As one who carries a G23 I'm glad to read that.


----------



## Glockamania® (Dec 21, 2006)

Same here. I own a G35.

Most likely they were issued the 22 models.


----------



## martial_field (Oct 16, 2006)

Yeah, most law enforcement agencies go with the model 22 but I would prefer the model 35 with its longer barrel and sight radius, it makes for a more accurate gun.


----------



## Vom Kriege (May 5, 2006)

Bartow is a metro-Atlanta area agency.

I'm a armorer for S&W and Glock. I carry and S&W on duty and a Glock off duty (most of the time).

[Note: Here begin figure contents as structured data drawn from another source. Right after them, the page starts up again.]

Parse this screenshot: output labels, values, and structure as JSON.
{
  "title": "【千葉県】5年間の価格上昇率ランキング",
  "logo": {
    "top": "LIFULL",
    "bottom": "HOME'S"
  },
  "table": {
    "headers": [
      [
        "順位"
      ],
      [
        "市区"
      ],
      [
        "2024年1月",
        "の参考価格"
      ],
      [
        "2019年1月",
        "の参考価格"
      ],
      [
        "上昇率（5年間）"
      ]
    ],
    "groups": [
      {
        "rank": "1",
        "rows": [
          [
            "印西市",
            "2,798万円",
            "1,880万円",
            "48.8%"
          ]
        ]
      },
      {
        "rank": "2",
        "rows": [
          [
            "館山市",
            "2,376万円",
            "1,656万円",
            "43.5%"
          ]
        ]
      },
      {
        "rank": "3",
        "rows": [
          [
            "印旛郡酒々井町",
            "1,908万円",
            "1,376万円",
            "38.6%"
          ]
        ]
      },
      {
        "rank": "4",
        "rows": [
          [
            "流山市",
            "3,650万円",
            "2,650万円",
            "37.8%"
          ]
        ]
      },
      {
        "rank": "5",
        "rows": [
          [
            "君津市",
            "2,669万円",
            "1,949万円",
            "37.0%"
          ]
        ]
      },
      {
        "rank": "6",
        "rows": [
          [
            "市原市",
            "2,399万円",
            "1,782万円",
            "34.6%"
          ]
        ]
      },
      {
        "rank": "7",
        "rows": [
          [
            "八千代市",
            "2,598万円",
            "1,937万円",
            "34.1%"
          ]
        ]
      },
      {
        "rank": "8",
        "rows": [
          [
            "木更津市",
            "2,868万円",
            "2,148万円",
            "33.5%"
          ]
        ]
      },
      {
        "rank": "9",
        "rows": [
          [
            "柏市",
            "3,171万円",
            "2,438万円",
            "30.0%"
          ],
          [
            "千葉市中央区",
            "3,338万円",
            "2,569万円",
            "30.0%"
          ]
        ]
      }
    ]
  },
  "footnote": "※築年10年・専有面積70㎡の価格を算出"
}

They make some good points in the article, but I very much have to disagree with the notion than a Glock .40 is more accurate than a S&W .45ACP.


----------



## PP914 (Jan 7, 2007)

Not bashing here, I carry several GLOCKS on and off-duty and am the dept's armorer; that is where this question comes from:

What agency would issue entnded magazine bases? I think either the article is BS or this Sheriff is politicking for justification to the public a large expenditure. IMHO and FWIW

However, most of the other points are arguably valid.


----------



## martial_field (Oct 16, 2006)

The magazine basepads make sense to me. I bought several Arredondo basepads for my G 35 at a cost of $35 per for USPSA limited division. Buying in bulk would probably enable the Sheriff's Office to get a better price. These basepads enable me to put 18 or 19 rounds in the .40 caliber gun. If I were an LEO, I wouldnt mind at all having the extra rounds.


----------



## mw1311 (Feb 7, 2007)

> *Along with a new, more secure holster, the Glock has a flashlight attachment on its barrel. *


That must be an new option...i didn't know that i could have a Flashlight attached to my barrel. :smt170

[rant_on] I don't know why so many people need confirmation from some kind of LE Agency that a gun is good. Truth is most of the current production guns are plenty reliable. Whenever i buy a gun, i buy it because it fits my needs, wants & my hands. Not because some LE Agency has it. [rant_off]


----------



## Spenser (Nov 6, 2006)

Vom Kriege said:


> Bartow is a metro-Atlanta area agency.
> 
> I'm a armorer for S&W and Glock. I carry and S&W on duty and a Glock off duty (most of the time).
> 
> They make some good points in the article, but I very much have to disagree with the notion than a Glock .40 is more accurate than a S&W .45ACP.


I'd have to concur with your disagreement. Smiths are great. I had a 4513 tactical that would out-shoot any 1911 I put it up against. I'm a believer.

Having said that, nothing wrong with the Glocks, either.


----------



## Sean (Feb 5, 2007)

I have two cents here, and I am going to toss them in.

I would say the Glock 22 IS more accurate than the Smith 4506...FOR THE AVERAGE OFFICER.

The Big Smith DOES require more of a commitment in time, and training to "make it sing". The Glock is a natural for a wider spectrum of people.

That being said...the difference in true "gun accuracy" is negated by the fact that darned few people can actually shoot as well or better than their gun is capable of BEING SHOT.

I prefer Glock....but I own a Smith 4506, and it is a damned fine pistol, and I'd never feel undergunned carrying it.


----------